According to the 2018 Global Cancer Statistics (Bray et al., 2018), colorectal cancer (CRC) constitutes approximately 10 % of all incident cancer cases and mortality worldwide. Globally, colorectal cancer ranks as the second-leading cancer in women and the third-leading in men (Dekker et al., 2019). At initial diagnosis, approximately 20 % of patients with colorectal cancer present stage IV disease, characterized by distant metastasis (Ni et al., 2023). Tumor dormancy represents a critical phase in metastatic progression, during which disseminated cancer cells remain quiescent within distant organs without the formation of clinically detectable tumors. Although a consensus definition remains elusive, tumor dormancy is widely regarded as a dynamic equilibrium between tumor cell proliferation and apoptosis, maintaining a balance where cellular expansion is offset by cell death (Endo and Inoue, 2019, Hedley and Chambers, 2009, Omokehinde and Johnson, 2021).

Recent advances in CRC research have driven treatment strategies toward multi-target and multidimensional therapeutic paradigms(Niu et al., 2022). At the molecular level, dysregulation of miR-494 and SPHK1 downregulation modulate tumor dormancy through metabolic reprogramming, whereas the SHP-2/Ang-Tie2 pathway and EVA1B-mediated recruitment of MDSCs collectively foster an immunosuppressive tumor microenvironment (Jia et al., 2024, Wu et al., 2023, Wu et al., 2020, Xia et al., 2024). Current therapeutic approaches are expanding to include miRNA targeting, metabolic enzyme inhibition, immune microenvironment modulation, and anti-angiogenic agents in combination regimens (Cao et al., 2025, Jia et al., 2024, Li and Qiao, 2022, Liu et al., 2024, Wu et al., 2023, Wu et al., 2020, Xia et al., 2024). Notably, the integration of mindfulness therapy underscores the growing recognition of biopsychosocial models in oncology (Feng et al., 2024). Collectively, these discoveries establish a framework for precision medicine grounded in multidimensional manipulation of the tumor microenvironment.

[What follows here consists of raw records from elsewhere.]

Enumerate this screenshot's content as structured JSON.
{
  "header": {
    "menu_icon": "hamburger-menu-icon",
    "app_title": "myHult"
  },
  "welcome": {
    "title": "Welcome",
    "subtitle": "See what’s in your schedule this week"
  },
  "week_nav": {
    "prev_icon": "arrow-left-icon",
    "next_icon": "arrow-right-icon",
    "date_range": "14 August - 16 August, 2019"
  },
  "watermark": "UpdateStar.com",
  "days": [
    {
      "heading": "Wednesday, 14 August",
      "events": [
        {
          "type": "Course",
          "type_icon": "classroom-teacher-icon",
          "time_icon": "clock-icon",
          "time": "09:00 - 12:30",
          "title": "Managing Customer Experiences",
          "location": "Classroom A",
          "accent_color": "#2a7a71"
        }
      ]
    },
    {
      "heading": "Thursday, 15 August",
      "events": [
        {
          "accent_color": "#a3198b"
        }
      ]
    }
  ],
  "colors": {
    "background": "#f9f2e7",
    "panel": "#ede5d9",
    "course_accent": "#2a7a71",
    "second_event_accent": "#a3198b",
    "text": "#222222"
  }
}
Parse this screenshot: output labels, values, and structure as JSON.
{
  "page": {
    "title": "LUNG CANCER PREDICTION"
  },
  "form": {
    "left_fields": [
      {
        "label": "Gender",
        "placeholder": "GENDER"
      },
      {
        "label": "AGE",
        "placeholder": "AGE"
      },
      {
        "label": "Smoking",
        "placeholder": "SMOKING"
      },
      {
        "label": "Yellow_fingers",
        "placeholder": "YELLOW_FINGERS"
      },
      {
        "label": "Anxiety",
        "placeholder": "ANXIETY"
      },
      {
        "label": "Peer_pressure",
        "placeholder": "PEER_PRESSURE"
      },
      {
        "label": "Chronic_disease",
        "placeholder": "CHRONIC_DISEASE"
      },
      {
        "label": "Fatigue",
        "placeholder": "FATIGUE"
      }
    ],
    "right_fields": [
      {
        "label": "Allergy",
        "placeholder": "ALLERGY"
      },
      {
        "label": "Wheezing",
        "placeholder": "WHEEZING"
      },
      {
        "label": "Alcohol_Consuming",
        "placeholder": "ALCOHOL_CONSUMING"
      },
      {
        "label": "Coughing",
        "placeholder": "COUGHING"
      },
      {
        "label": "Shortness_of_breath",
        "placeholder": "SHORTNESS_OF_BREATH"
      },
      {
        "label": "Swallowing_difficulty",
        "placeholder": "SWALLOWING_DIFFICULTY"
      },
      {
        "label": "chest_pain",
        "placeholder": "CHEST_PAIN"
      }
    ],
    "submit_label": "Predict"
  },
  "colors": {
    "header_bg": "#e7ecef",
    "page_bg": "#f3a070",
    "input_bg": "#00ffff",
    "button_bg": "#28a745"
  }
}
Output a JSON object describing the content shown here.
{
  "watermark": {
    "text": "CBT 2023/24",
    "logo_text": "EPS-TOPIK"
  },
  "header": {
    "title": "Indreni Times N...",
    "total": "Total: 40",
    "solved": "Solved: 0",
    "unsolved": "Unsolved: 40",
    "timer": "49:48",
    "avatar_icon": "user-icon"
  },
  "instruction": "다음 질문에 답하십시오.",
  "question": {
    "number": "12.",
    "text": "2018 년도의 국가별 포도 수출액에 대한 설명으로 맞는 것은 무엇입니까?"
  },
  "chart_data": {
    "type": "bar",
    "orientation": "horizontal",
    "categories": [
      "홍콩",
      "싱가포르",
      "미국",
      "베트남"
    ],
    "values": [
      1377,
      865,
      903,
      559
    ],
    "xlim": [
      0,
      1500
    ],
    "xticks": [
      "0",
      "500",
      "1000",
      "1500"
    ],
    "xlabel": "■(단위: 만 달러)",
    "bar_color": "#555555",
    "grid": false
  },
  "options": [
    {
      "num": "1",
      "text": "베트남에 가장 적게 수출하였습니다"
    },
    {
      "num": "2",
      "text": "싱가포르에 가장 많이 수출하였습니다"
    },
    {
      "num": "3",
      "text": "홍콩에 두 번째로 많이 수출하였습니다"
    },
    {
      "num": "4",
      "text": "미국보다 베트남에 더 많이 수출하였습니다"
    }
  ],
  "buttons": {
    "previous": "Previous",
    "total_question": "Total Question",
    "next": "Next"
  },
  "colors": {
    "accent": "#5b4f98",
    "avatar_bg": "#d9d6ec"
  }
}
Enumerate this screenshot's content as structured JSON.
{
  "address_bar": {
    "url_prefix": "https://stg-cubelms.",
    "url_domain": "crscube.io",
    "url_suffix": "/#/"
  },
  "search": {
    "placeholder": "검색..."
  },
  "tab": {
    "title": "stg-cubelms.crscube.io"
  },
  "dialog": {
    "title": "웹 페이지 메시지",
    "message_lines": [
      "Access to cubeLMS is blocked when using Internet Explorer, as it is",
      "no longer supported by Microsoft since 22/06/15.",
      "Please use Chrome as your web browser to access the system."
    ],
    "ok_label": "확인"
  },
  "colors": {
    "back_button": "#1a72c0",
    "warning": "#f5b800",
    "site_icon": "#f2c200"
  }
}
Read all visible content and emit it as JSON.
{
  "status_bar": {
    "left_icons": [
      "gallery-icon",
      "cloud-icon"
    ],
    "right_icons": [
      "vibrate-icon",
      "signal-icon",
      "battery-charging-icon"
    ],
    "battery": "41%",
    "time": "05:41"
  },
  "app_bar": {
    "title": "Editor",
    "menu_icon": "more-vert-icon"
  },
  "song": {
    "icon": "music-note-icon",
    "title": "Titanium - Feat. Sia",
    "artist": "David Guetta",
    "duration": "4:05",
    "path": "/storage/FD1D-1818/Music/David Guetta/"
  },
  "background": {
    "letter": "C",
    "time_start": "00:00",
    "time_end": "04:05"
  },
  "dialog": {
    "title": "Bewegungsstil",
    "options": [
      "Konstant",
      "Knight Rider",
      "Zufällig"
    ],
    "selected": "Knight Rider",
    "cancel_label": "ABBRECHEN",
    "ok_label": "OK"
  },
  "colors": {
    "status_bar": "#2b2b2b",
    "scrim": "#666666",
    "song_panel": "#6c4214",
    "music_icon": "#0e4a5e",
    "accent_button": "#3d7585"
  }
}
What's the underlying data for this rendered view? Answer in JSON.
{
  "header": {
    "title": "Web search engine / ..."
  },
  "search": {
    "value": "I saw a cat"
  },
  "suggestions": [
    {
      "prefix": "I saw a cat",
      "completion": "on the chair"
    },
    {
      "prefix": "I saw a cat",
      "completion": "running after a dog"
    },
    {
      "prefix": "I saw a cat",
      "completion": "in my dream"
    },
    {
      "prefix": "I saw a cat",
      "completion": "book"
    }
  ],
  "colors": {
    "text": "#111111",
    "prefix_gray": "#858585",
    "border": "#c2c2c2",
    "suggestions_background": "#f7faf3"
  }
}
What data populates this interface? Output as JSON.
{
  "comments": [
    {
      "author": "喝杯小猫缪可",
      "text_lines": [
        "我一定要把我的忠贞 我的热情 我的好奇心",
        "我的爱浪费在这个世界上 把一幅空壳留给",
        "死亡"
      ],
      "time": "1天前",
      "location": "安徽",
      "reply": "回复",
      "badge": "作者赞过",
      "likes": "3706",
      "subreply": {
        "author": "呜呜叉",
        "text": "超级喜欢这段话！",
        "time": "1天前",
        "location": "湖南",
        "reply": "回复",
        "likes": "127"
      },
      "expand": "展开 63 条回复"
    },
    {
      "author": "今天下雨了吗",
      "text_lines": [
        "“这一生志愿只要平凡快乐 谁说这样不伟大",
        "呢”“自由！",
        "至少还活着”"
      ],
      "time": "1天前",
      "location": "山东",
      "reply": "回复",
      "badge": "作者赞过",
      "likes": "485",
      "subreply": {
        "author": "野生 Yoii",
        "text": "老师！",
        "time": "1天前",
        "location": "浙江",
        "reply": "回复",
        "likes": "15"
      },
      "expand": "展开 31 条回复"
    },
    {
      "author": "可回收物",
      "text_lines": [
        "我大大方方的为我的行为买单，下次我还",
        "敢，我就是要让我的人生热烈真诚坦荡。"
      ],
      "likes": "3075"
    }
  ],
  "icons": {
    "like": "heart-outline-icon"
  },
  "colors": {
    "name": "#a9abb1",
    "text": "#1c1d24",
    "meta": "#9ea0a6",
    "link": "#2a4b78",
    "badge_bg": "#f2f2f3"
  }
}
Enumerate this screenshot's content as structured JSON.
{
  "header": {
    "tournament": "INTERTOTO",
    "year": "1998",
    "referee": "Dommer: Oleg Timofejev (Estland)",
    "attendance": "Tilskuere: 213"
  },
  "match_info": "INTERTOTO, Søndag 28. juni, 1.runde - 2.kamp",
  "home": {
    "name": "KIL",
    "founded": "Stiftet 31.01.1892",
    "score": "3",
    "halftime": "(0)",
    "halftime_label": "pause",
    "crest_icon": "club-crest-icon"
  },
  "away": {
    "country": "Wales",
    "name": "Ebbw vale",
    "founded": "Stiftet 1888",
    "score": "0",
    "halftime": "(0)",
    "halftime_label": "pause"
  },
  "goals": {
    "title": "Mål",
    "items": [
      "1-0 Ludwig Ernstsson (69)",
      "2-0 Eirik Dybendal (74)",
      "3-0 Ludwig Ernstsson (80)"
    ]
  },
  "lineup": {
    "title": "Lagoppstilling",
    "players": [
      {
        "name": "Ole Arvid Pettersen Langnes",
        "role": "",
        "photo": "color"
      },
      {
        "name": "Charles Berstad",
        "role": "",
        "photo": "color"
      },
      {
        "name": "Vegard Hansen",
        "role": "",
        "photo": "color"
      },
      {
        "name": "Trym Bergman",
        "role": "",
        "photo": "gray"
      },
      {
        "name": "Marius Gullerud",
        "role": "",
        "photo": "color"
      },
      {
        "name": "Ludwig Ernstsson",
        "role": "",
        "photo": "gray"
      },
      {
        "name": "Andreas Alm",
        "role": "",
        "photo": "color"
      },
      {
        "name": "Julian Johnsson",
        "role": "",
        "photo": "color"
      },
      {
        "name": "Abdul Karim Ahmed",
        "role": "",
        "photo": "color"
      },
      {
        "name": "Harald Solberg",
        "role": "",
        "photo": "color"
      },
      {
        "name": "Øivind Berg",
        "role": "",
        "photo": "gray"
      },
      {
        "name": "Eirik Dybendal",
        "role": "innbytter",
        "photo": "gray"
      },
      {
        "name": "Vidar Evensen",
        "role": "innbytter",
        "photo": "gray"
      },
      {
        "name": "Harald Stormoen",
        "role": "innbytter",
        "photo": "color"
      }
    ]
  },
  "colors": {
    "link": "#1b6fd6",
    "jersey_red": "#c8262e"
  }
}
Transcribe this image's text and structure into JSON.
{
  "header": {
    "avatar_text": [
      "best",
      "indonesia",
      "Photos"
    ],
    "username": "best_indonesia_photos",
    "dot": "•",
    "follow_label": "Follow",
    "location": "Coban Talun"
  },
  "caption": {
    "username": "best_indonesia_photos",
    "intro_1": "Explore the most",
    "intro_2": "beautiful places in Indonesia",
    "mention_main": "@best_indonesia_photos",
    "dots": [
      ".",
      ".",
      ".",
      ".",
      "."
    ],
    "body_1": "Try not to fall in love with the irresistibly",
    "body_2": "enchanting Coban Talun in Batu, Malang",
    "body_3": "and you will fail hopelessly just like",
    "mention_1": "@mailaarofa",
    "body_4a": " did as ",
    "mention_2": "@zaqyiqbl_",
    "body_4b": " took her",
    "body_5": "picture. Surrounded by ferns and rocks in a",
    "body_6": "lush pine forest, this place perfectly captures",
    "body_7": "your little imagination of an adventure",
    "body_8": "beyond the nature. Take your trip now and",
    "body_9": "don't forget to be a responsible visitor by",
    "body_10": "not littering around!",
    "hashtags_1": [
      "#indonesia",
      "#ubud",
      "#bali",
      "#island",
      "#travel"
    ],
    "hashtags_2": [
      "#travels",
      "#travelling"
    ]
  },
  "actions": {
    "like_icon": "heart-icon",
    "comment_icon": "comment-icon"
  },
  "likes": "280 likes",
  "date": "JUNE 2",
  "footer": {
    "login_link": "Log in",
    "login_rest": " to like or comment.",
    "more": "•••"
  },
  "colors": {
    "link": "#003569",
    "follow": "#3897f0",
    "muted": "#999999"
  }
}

Consequently, elucidating the molecular mechanisms underlying dormancy maintenance and reactivation of tumor cells in CRC is critical for developing targeted effective treatment strategies (Gomatou et al., 2021). This review systematically examines: (1) the biological hallmarks of metastatic tumor dormancy in CRC, encompassing distinctive molecular markers and functional phenotypes of dormant tumor cells; (2) key regulatory mechanisms of tumor dormancy, focusing on cell cycle control proteins, critical signaling pathways, cytokine networks, and extracellular matrix remodeling in the tumor microenvironment; (3) emerging therapeutic strategies targeting these mechanisms, with particular emphasis on molecular-targeted agents, immunomodulatory approaches and rational combination therapies. Collectively, this synthesis aims to advance therapeutic paradigms for colorectal cancer by translating mechanistic insights into clinically actionable strategies to improve patient outcomes.